Let us learn how to construct a triangle with an example when its base, vertical angle and the altitude from the vertex to the base are given.
Example:
Construct a $$\triangle ABC$$ such that $$AB = 5 \ cm$$, $$\angle C = 45^{\circ}$$, and the altitude from $$C$$ to $$AB$$ is of length $$2 \ cm$$.

Solution:

First, let us draw a rough figure.

Construction:

Step 1: Draw a line segment $$AB$$ of length $$5 \ cm$$.

Step 2: At $$A$$, draw $$AE$$ such that $$\angle BAE = 45^{\circ}$$.

Step 3: At $$A$$, draw $$AD$$ such that $$\angle EAD = 90^{\circ}$$.

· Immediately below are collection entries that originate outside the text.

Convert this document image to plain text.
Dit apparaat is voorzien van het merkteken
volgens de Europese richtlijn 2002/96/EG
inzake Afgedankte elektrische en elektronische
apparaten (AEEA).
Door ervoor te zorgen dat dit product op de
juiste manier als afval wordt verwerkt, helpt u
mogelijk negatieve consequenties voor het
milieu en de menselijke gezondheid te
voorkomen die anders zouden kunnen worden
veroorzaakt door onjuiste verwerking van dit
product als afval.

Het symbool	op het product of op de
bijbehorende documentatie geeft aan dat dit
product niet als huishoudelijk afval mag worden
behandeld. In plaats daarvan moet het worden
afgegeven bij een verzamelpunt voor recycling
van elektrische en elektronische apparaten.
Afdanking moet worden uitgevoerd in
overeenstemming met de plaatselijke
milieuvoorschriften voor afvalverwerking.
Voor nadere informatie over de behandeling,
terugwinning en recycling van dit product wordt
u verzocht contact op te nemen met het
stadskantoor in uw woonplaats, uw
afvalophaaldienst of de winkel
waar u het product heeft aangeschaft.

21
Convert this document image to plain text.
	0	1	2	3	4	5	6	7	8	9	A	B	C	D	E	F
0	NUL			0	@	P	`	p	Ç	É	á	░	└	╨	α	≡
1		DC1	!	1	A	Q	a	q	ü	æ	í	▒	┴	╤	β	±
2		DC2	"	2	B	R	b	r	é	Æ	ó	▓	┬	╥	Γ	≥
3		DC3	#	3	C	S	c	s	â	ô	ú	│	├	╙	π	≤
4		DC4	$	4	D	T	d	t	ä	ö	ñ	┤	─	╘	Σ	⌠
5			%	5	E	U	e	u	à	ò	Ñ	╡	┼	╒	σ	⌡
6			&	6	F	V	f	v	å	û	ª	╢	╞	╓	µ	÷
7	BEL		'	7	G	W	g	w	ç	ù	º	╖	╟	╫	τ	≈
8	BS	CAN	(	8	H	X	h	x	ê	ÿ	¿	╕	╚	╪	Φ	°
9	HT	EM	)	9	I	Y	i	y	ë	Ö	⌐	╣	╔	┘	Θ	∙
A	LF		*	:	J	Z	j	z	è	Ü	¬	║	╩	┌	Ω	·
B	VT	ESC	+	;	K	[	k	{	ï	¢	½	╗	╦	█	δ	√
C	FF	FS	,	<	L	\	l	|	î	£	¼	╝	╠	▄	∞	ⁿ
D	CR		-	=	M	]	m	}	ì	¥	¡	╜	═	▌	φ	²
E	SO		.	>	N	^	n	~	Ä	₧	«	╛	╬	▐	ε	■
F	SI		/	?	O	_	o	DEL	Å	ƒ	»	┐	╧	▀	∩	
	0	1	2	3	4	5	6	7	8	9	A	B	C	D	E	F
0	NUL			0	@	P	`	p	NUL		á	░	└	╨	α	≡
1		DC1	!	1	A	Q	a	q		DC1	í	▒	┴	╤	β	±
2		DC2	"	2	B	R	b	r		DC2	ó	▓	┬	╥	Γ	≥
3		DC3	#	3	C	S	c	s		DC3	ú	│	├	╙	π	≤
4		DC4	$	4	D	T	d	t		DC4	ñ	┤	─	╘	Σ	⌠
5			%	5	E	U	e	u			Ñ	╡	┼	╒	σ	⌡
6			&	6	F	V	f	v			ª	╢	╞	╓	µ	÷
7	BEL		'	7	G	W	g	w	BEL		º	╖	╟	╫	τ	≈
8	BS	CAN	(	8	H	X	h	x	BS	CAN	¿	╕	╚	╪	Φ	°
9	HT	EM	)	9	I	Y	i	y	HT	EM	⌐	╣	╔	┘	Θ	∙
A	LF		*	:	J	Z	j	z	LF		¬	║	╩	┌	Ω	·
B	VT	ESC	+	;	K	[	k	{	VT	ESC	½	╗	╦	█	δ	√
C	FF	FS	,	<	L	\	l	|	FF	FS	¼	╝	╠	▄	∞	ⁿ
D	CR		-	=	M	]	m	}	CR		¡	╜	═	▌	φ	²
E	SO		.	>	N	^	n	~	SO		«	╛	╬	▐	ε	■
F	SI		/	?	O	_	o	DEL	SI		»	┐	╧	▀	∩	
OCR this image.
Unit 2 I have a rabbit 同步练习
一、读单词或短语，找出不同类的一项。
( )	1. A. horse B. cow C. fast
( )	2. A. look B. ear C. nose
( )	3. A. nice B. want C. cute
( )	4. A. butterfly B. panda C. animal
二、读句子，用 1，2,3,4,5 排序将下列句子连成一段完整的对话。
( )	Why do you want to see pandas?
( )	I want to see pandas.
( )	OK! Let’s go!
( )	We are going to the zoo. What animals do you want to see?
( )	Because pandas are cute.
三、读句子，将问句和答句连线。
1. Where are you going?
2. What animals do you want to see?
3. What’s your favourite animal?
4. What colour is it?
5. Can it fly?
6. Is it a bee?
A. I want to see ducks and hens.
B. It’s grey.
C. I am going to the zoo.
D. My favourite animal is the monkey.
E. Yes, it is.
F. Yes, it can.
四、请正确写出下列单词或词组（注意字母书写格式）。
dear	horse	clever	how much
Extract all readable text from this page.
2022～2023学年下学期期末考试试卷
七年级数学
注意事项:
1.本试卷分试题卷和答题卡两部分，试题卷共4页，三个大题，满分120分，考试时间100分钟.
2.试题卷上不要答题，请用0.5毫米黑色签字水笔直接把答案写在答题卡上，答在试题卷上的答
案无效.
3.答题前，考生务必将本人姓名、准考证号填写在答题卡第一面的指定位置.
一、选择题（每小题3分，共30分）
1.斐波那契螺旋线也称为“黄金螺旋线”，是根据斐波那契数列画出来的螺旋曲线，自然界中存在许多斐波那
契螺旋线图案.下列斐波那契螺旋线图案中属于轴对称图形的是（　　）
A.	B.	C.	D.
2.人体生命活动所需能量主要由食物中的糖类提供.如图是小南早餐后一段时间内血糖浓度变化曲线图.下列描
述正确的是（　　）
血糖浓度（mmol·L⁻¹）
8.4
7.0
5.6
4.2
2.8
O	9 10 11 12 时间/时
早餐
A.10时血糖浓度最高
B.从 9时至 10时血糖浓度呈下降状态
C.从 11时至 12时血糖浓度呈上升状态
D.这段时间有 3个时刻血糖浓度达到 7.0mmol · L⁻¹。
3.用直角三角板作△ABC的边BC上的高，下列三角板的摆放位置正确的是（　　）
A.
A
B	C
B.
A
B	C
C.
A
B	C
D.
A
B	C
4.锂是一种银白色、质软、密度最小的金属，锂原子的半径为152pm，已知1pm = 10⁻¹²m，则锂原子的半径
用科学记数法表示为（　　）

Step 4: Draw the perpendicular bisector $$XY$$ to $$AB$$, which intersects $$AD$$ at $$G$$ and $$AB$$ at $$F$$.

Step 5: With $$G$$ as centre and $$GA$$ as radius, draw a circle $$ABH$$.

Step 6: From $$F$$, mark an arc in the line $$XY$$ at $$I$$, such that $$FI = 2 \ cm$$.

Step 7: Draw $$NM$$ through $$I$$, which is parallel to $$AB$$.

Step 8: $$NM$$ meets the circle at $$A$$ and $$J$$.

Step 9: Join $$AB$$ and $$AC$$. Thus, $$ABC$$ is the required triangle.